Una vez había un reino con un rey inmensamente rico, sabio y bondadoso. No cargaba de gabelas a sus súbditos que apenas pagaban un pequeño impuesto y todos vivían felices comerciando con los reinos vecinos, que, sabedores de las riquezas y honestidad del rey, confiaban y daban crédito sin cuestionar jamás las transacciones.
Hete aquí que una tarde, encontrándose el rey en sus aposentos leyendo filosofía, entró agitado y con el rostro desencajado su primer ministro, quién le dijo: “Su Majestad! ha ocurrido una desgracia inmensa! Se ha abierto una grieta en el sótano del palacio y la tierra se ha tragado vuestros tesoros! No queda ni una mísera monedita! Estamos perdidos!!!”.

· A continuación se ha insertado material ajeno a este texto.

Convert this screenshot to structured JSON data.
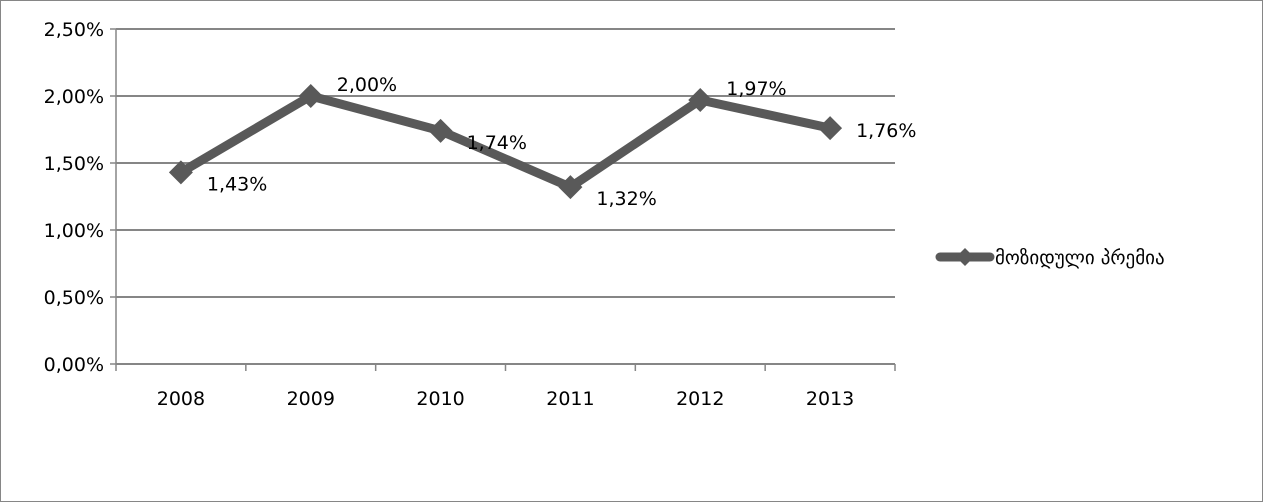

El rey, que como ya he dicho era muy sabio, meditó unos instantes y le preguntó al ministro: “Quién más sabe esto?”. “Nadie, Su Majestad, sólo Vos y yo”.
El rey, entonces volvió a preguntarle al funcionario: “Crees en tu rey?”. “Fervientemente, Majestad!”. “Entonces-dijo el rey- ponte de cara a la pared y cuenta lentamante hasta diez, que yo te daré la solución”.
Cuando el ministro, esperanzado y aliviado iba contando en voz alta el número dos, el rey tomó una cimitarra afiladísima, decapitó de un certero tajo al primer ministro y arrojó cabeza y cuerpo al foso de los cocodrilos, tras lo cual volvió plácidamente a su interrumpida lectura.
Y sus súbditos siguieron mercando con los reinos vecinos que continuaron dándoles el mejor crédito y todos vivieron felices por siempre jamás.